On Fri, Jun 21, 2013 at 5:48 PM, peibol <pabe...@gmail.com> wrote:
> Hi all
>
> I've been searching just to check if what I want to do is feasible with
> sympy. The thing is that I have an expression ('a/b+c/d') for which I want
> to give several sets of values and for each set render the latex without
> evaluating it. I don't know how to avoid automatic evaluation and
> simplification. Any help would be fantastic!
>
>     a,b,c,d = symbols('a b c d')
>     fvars = [a,b,c,d]
>     values = [1,4,2,4];  #example: 1/4+2/4
>     exp=sympify('a/b + c/d');  #here I define the algebraic expression
>     res=nsimplify(exp.evalf(subs = dict(zip(fvars,values))))  #here I get
> the result for later use

Why don't you just use subs here?
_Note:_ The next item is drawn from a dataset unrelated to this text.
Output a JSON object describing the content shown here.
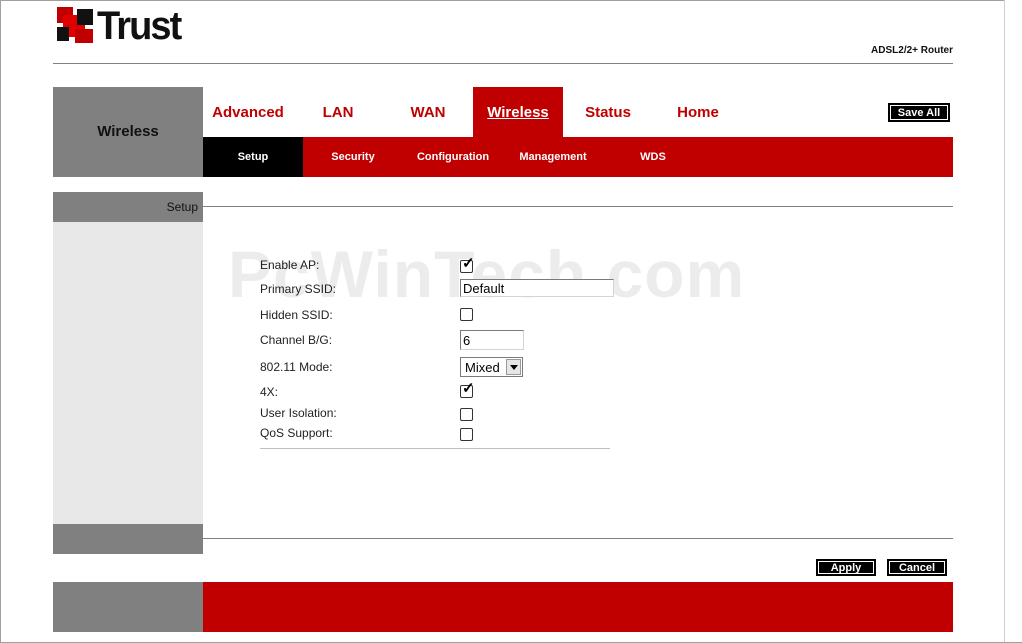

Are your typical values floats
rather than ints?

>
>     straux=urllib.quote(printing.latex(exp))  #urllib is for making the
> expression URL friendly... the thing us that latex(exp)
>                                                              #I have tried
> exp.subs(a,1...) and eval (making a=1, b=4... and it gives 3/4, not 1/4 +
> 2/4
>
> strchart='http://chart.apis.google.com/chart?cht=tx&chs=140x50&chf=bg,s,FFFFFF00&chl='
> + straux
>
> Thanks!

The classical way to get these expressions to not evaluate is to use
Add(evaluate=False). If all you care about is printing, you can use
this trick

In [25]: (a/b + c/d).subs([(var, Symbol("%s" % i)) for var, i in
zip(fvars, values)])
Out[25]:
1   2
─ + ─
4   4

In other words, use a Symbol with the name of the function you want.
Unfortunately, this still won't preserve the input order, which is
currently impossible to do. I think for printing, though, otherwise
identical expressions are sorted alphabetically (more or less), so if
this is an issue, you could find a reliable pattern, and use the
symbol_names argument to latex(). You could also just use symbol_names
in the first place, instead of creating Symbol('1').